INTERVIEWS, REVIEWS & RELATED ARTICLES
The Herald Sun JUNE 1, 2017 - by Cameron Adams
U2: THE JOSHUA TREE
U2 fans still haven't quite found what they're looking for - if anything really rare from The Joshua Tree sessions exist. Maybe the band exhausted their vaults for the twentieth anniversary reissue of their classic 1987 album. This thirtieth anniversary release doubles up on the vintage outtakes and B-sides (including The Sweetest Thing, which later became a recycled hit) first heard a decade ago. There's a few selling points for the new deluxe versions: a triumphant live concert from 1987 with Pride, 40, MLK, I Will Follow, Party Girl and Sunday Bloody Sunday as well as Joshua Tree future classics. There's a more ragged alternate take of I Still Haven't Found What I'm Looking For from Steve Lillywhite, which isn't dramatically different from the hit version. The big changes come in the new remixes of old material by key people in the U2 orbit.

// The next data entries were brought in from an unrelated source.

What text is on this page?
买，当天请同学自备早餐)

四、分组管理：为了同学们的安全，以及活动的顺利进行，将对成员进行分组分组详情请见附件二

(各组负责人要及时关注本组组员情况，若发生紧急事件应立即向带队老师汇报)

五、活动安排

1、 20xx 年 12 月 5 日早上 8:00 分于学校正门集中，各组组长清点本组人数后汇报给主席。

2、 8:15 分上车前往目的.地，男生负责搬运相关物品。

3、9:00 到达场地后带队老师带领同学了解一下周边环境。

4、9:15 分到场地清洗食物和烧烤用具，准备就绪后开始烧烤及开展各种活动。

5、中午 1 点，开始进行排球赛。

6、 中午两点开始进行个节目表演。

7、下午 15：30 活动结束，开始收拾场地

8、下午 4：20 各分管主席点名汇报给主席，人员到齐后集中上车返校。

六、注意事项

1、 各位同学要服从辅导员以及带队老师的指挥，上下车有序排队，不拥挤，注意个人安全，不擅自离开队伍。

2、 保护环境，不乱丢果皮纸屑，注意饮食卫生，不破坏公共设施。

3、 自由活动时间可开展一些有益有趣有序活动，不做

Daniel Lanois turns With Or Without You into Radiohead, circa Amnesiac. The big rock "kick" is gone, replaced by esoteric electro ambience and different backing vocals and it uses Bono's voice to drive the song, not the band. Lanois also reinvents Running To Stand Still, Lillywhite gives Red Hill Mining Town some new bells, whistles and brass, and Brian Eno serves up a short reprise of One Tree Hill. Jackknife Lee updates Bullet The Blue Sky without losing any of the original urgency - creating an epic with electronic undertones in all the right places. Flood's Where the Streets Have No Name is potentially divisive: the original version bookends a moody, distorted middle - more Gothic church than rock stadium. But it does have has different lyrics - Bono sings "Where the streets have no love" in parts and there's alternate ad libs which will prick up fan ears... and empty fan wallets. Again.